Ronnie Dawson was a rare rocking talent who seemed to operate in reverse: the man known as the Blond Bomber actually got better as he got older. He achieved regional success in his native Texas back in the 1950s, but it was between 1988 and his premature passing in 2003, that the singer enjoyed heroic cult status across Europe’s revivalist circuit. While many of his peers’ careers had packed up early, Ronnie burned more brightly second time round.

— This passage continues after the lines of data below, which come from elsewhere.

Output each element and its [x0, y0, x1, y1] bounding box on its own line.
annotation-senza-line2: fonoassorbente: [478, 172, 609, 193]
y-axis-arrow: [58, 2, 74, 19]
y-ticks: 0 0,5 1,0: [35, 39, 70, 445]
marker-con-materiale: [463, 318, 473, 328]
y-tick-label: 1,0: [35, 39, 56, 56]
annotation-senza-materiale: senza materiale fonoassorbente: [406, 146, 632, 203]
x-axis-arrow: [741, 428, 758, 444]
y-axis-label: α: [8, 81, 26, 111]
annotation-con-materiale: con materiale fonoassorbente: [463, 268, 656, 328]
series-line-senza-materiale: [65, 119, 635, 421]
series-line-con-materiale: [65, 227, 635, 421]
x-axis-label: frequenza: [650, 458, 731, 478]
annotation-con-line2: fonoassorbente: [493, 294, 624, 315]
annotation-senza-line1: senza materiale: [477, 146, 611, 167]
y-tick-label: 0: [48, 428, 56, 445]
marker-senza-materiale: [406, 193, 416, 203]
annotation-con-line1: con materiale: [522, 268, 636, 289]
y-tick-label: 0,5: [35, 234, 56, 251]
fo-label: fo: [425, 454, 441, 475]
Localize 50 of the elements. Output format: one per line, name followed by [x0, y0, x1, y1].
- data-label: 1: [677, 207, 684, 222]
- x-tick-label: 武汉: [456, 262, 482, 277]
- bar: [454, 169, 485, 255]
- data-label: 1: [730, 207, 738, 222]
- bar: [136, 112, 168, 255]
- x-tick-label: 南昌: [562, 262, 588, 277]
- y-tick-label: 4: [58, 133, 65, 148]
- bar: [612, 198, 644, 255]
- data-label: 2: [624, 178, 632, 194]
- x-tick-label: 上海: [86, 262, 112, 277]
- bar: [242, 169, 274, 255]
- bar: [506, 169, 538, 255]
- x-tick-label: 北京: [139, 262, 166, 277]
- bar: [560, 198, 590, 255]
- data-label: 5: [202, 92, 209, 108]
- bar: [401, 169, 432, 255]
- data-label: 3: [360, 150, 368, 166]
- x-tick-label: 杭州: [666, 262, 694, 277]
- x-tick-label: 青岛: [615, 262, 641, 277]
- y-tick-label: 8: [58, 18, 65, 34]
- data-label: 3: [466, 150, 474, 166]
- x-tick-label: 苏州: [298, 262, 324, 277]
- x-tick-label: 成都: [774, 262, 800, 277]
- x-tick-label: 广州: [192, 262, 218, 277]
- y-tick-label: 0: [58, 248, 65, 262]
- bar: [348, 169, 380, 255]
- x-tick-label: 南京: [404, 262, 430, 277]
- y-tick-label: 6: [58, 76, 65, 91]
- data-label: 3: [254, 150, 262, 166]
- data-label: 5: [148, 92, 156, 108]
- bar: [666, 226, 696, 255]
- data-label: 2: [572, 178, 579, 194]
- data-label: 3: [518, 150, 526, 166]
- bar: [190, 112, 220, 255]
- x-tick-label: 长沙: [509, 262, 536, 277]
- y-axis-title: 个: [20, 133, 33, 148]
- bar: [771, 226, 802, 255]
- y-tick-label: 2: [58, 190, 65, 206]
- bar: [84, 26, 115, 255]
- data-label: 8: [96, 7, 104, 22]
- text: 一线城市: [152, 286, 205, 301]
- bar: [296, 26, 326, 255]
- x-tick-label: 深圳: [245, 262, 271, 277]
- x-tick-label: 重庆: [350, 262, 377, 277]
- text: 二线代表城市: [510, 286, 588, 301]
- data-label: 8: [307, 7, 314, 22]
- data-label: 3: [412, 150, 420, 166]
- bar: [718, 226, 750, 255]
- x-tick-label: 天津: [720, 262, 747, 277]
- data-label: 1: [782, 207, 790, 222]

“Ronnie’s UK fans were very important to him,” his wife, Chris, tells Vintage Rock today. “He received more recognition from those fans than he ever received here in the US. Actually, all over Europe he was more appreciated than at home. I am so grateful for that, as was he.”

With a handful of hot albums including Monkey Beat (1994), Just Rockin’ And Rollin’ (‘96), and Live At The Continental Club (‘98), Ronnie returned with a bang. From London to the Netherlands, cuts such as Still-A-Lot-Of-Rhythm, Rockinitis and the wildly urgent Up Jumped The Devil became UK clubs’ bopping anthems in those later years. Visit any European real roots r’n’r club today, and it remains the case. Dawson’s raw, rhythmic and kinetic tracks sounded like a more subversive version of the 50s, and packs a mean contemporary punch.

It must have seemed surreal to receive the adulation that he deserved so late in his career. Yet according to collaborator guitarist Tjarko Jeen, “Ronnie didn’t consider his albums a comeback as such – he just saw them as a continuation of what he considered to be unfinished business.”

That unfinished business began when, out of the blue in 1986, No-Hits Records founder Barney Koumis knocked on Dawson’s door at his apartment in Dallas, Texas. Koumis was already a major DJ on London’s rockin’ scene, and essentially brought Dawson back from the wilderness in 1990 by releasing the Rockin’ Bones compilation album. Co-producing a clutch of subsequent new recordings with Ronnie, Koumis was integral in helping him pick the right material and musicians (such as The Polecats’ Boz Boorer) and getting him exposure that spanned John Peel recording sessions at the BBC in 1993, performing on the Conan O’Brien primetime American chatshow, playing at Carnegie Hall; and later Yep Roc recordings that featured in the movies Primary Colors and Simpatico.